Mehr als 230 Polizisten durchsuchten am Dienstag zahlreiche Büros. Geldgeber sollen gezielt getäuscht worden sein. Nun wurden erste Haftbefehle vollstreckt.

Polizisten tragen bei einer Razzia Beweismittel aus einem Haus. (Symbolbild)
Polizisten tragen bei einer Razzia Beweismittel aus einem Haus. (Symbolbild)dpa/Gianni Gattus

Wegen des Verdachts illegaler Bankgeschäfte hat die Polizei am Dienstag Immobilien in neun Bundesländern durchsucht. Schwerpunkte seien Eichigt im sächsischen Vogtland und Halle in Sachsen-Anhalt gewesen, teilte die Polizeidirektion Zwickau mit. Insgesamt waren mehr als 230 Polizisten im Einsatz. Sie beschlagnahmten zahlreiche Unterlagen, elektronische Datenträger, viel Bargeld und Wertgegenstände. Zudem wurden fünf Haftbefehle vollstreckt.

Konkret ermittelt die Staatsanwaltschaft Chemnitz zu einem Schneeballsystem mit Geldanlagen.
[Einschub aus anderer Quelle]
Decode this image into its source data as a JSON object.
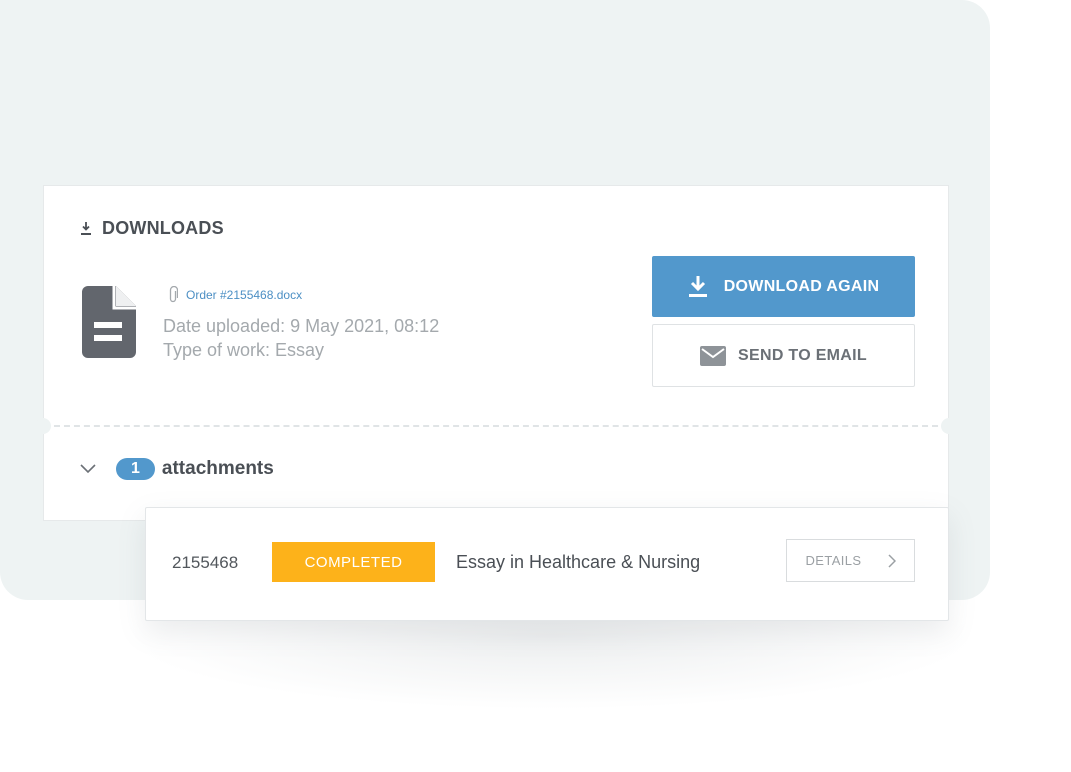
{
  "downloads": {
    "title": "DOWNLOADS",
    "file_name": "Order #2155468.docx",
    "date_uploaded": "Date uploaded: 9 May 2021, 08:12",
    "type_of_work": "Type of work: Essay",
    "download_again_label": "DOWNLOAD AGAIN",
    "send_to_email_label": "SEND TO EMAIL",
    "attachments_count": "1",
    "attachments_label": "attachments"
  },
  "order_row": {
    "order_id": "2155468",
    "status": "COMPLETED",
    "title": "Essay in Healthcare & Nursing",
    "details_label": "DETAILS"
  },
  "colors": {
    "primary": "#5298cc",
    "status_completed": "#fdb21a",
    "backdrop": "#eef3f3"
  },
  "icons": [
    "download-icon",
    "document-icon",
    "paperclip-icon",
    "mail-icon",
    "chevron-down-icon",
    "chevron-right-icon"
  ]
}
Dabei sollen die Geldgeber über Rückzahlungen mit erheblichen Gewinnen getäuscht worden sein. Es geht um den Verdacht des Betrugs in besonders schwerem Fall und des unerlaubten Betreibens von Bankgeschäften. Weitere Details etwa zu den verhafteten Personen und der Höhe des Schadens wollten die Ermittler auf Nachfrage nicht nennen. „Alle weiteren Informationen sind derzeit Gegenstand der laufenden Ermittlungen“, so die Polizei.